What about processes? Processing accounting can be easily taken care of by the unix acct tools, which monitors processes as they are created and destroyed, provided you have the correct kernel options enabled. But what if you don’t have this option, ie on a VPS – Is there an alternative? The answer is yes, but ugly. You might remember that process information can be access via /proc. What if I set inotify, the file system change mechanism to tell me when /proc has changed? Somebody already thought of this and found it didn’t work quite as expected. The reason for this was mentioned in the linked thread, but the responders did give a good alternative – using ptrace ().

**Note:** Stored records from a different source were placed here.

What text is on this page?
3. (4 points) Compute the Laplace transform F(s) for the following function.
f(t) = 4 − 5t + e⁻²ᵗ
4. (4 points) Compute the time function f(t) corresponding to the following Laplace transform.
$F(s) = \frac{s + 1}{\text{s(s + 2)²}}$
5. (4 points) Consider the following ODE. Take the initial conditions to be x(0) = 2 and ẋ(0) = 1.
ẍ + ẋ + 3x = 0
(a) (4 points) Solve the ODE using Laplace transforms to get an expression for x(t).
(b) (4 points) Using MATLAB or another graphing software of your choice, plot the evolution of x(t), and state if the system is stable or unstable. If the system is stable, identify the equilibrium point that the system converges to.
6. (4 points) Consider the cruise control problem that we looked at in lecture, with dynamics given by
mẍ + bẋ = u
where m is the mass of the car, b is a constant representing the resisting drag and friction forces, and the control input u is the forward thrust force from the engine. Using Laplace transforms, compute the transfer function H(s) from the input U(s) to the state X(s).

The ptrace command is a powerful unix system call that can manipulate processes it has attached to. It is what the debugger gdb uses to debug running applications. Using the ptrace function, you can set an option to notify the controlling process via SIGTRAP that the ptrace’d process has terminated, or forked/execed. Using this, you can potentially hook into every process and closely monitor their lifecycle. The downside is that you cannot have two ptrace active on the same process, which means application like gdb will fail if your monitoring system is active. Since ptrace is primarily used for debugging, it may also degrade performance of application it has been attached to. So the bottom line is that it looks like it is too extravagant and thus the wrong way to go for implementing a process accounting/monitoring system.

Looks like my quest to find a viable way of accounting per user accounting has so far eluded me. Perhaps the old ways of individual accounting in every application service – apache/ftp/imap/smtp is here to stay.